The museum founded by former Gov. Doug Wilder filed for bankruptcy last year to stop the city from selling the land. A judge dismissed the bankruptcy case in August after lawyers said the museum had reorganized and promised an anonymous donor was prepared to pay off the city's tax bill.
That hasn't happened. But the museum could repay the overdue taxes at any time to stop the auction.
Morrissey, who asked for the delay because he just started representing the museum, argues the property's value of more than $7 million is "grossly inflated," making the tax bill higher than it should be.
Morrissey's law partner, Paul Goldman, was a longtime Wilder adviser.

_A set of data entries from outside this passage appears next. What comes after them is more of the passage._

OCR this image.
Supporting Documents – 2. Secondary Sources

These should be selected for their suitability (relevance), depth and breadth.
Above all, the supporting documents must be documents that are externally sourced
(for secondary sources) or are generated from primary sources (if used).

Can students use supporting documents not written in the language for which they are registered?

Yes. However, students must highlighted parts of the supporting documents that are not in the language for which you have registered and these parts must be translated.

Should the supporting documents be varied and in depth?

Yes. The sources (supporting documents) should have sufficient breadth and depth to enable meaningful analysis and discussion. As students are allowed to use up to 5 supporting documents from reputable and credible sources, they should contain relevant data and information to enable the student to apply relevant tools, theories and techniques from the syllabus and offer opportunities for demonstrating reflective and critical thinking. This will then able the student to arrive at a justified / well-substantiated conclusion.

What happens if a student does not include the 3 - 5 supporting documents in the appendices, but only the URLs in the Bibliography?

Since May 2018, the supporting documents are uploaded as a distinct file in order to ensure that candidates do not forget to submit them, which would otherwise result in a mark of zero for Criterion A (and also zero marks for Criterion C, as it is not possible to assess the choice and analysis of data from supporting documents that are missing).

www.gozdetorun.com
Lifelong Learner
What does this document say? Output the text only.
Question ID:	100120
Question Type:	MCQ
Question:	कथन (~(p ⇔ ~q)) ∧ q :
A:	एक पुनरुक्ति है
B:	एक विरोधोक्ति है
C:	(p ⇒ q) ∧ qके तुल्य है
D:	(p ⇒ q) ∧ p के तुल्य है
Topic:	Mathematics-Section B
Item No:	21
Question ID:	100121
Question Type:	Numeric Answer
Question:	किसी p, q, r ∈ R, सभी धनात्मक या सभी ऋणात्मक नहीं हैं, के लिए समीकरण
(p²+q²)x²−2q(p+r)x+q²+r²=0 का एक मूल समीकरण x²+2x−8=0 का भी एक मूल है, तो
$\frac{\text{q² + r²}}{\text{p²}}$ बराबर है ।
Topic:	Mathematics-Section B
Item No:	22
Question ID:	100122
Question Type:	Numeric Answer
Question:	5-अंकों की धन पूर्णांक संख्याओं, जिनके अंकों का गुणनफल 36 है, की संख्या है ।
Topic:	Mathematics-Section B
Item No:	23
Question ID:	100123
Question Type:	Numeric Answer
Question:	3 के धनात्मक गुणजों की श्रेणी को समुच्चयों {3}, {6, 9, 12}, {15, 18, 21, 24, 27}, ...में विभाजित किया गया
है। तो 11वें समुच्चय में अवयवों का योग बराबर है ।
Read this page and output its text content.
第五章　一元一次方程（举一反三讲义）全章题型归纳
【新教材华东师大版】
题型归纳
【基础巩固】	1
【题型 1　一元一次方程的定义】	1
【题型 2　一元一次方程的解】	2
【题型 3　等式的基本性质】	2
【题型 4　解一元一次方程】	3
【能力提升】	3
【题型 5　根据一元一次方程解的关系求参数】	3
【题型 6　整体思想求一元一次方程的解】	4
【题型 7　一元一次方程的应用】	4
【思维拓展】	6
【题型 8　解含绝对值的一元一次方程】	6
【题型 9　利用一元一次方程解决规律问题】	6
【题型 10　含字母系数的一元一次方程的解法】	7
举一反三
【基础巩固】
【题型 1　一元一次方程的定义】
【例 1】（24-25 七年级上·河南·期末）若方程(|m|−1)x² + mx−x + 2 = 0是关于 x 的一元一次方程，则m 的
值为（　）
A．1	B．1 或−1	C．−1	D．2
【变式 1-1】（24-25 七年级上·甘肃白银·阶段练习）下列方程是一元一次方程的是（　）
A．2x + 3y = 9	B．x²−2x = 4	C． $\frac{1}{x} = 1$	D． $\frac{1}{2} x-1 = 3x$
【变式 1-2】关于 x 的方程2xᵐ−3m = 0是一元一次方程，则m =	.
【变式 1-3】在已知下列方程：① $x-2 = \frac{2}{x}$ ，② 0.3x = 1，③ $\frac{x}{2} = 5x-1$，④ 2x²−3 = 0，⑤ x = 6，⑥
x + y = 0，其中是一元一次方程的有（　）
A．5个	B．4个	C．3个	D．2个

Wilder, the grandson of slaves and the nation's first elected black governor, began publicly advocating for the museum a decade ago and began lining up backers and donations. By 2007, however, giving to the proposed museum began to dry up, and construction never began.
One of the museum's creditors, New York City-based Pei Partnership Architects, which designed the slavery museum and says the museum owes it more than $6 million, is objecting to the city's request to appoint a special commissioner for the sale.
The company filed a federal lawsuit in Richmond challenging the legality of a restriction placed on the property that allows the land to be used only for an African-American heritage museum or some other charitable, educational or public purpose. Pei argues the restriction shouldn't be enforceable if the property is sold.
The property is visible from Interstate 95 and is considered prime real estate. Pei argues the restriction would reduce its value by millions of dollars if it is sold at auction. A recent appraisal undertaken by the city valued it at $1.72 million due in large part to the restriction.
The company claims it would be improper to move ahead toward an auction before its lawsuit is heard in federal court.